Kapitulation vor dem Web: Fischer stellt Weltalmanach ein

Der „Fischer Weltalmanach” erscheint mit dem 60. Band im kommenden September zum letzten Mal. Der Jubiläumsband des traditionsreichen Nachschlagewerks werde der letzte sein, bestätigte ein Verlagssprecher am Mittwoch in Frankfurt. Angesichts der Recherchemöglichkeiten im Internet finde ein so ungeheuer aufwendiges Produkt nicht mehr genügend Leser, begründet S. Fischer das Aus.

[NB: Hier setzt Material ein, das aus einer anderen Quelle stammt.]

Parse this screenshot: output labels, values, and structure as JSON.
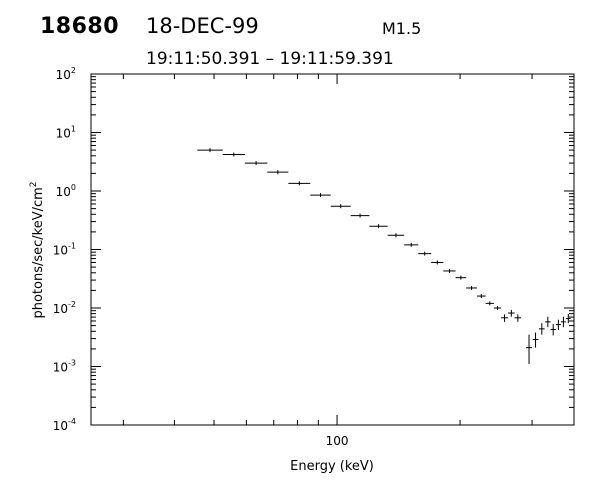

Die Konkurrenz aus dem Internet zwang den Klassiker in die Knie. - Foto: APA (AFP)
Die Konkurrenz aus dem Internet zwang den Klassiker in die Knie. - Foto: APA (AFP)

Der Fischer Weltalmanach gilt seit 1959 mit seinen globalen Daten und Fakten über eine Vielzahl von Bereichen als erfolgreichstes Jahrbuch in Deutschland. Der Almanach sei ein wichtiges Projekt zur „Demokratisierung des Wissens” mit Hilfe von Taschenbüchern gewesen, meinte Nina Sillem, Fischer-Programmleiterin Sachbuch/Wissenschaft. Die Entscheidung zur Einstellung sei dem Verlag schwer gefallen.

Der „Fischer Weltalmanach 1960” erschien erstmals im November 1959 in der „Fischer Bücherei. In den vergangenen Jahrzehnten wurde der Weltalmanach immer wieder modernisiert, etwa durch die Ergänzung eines umfangreichen Internet-Angebots sowie durch eine Parallelausgabe mit CD-ROM. Die letzte Ausgabe, die am 19. September erscheint, widmet sich dem Thema Arbeit als Schwerpunkt.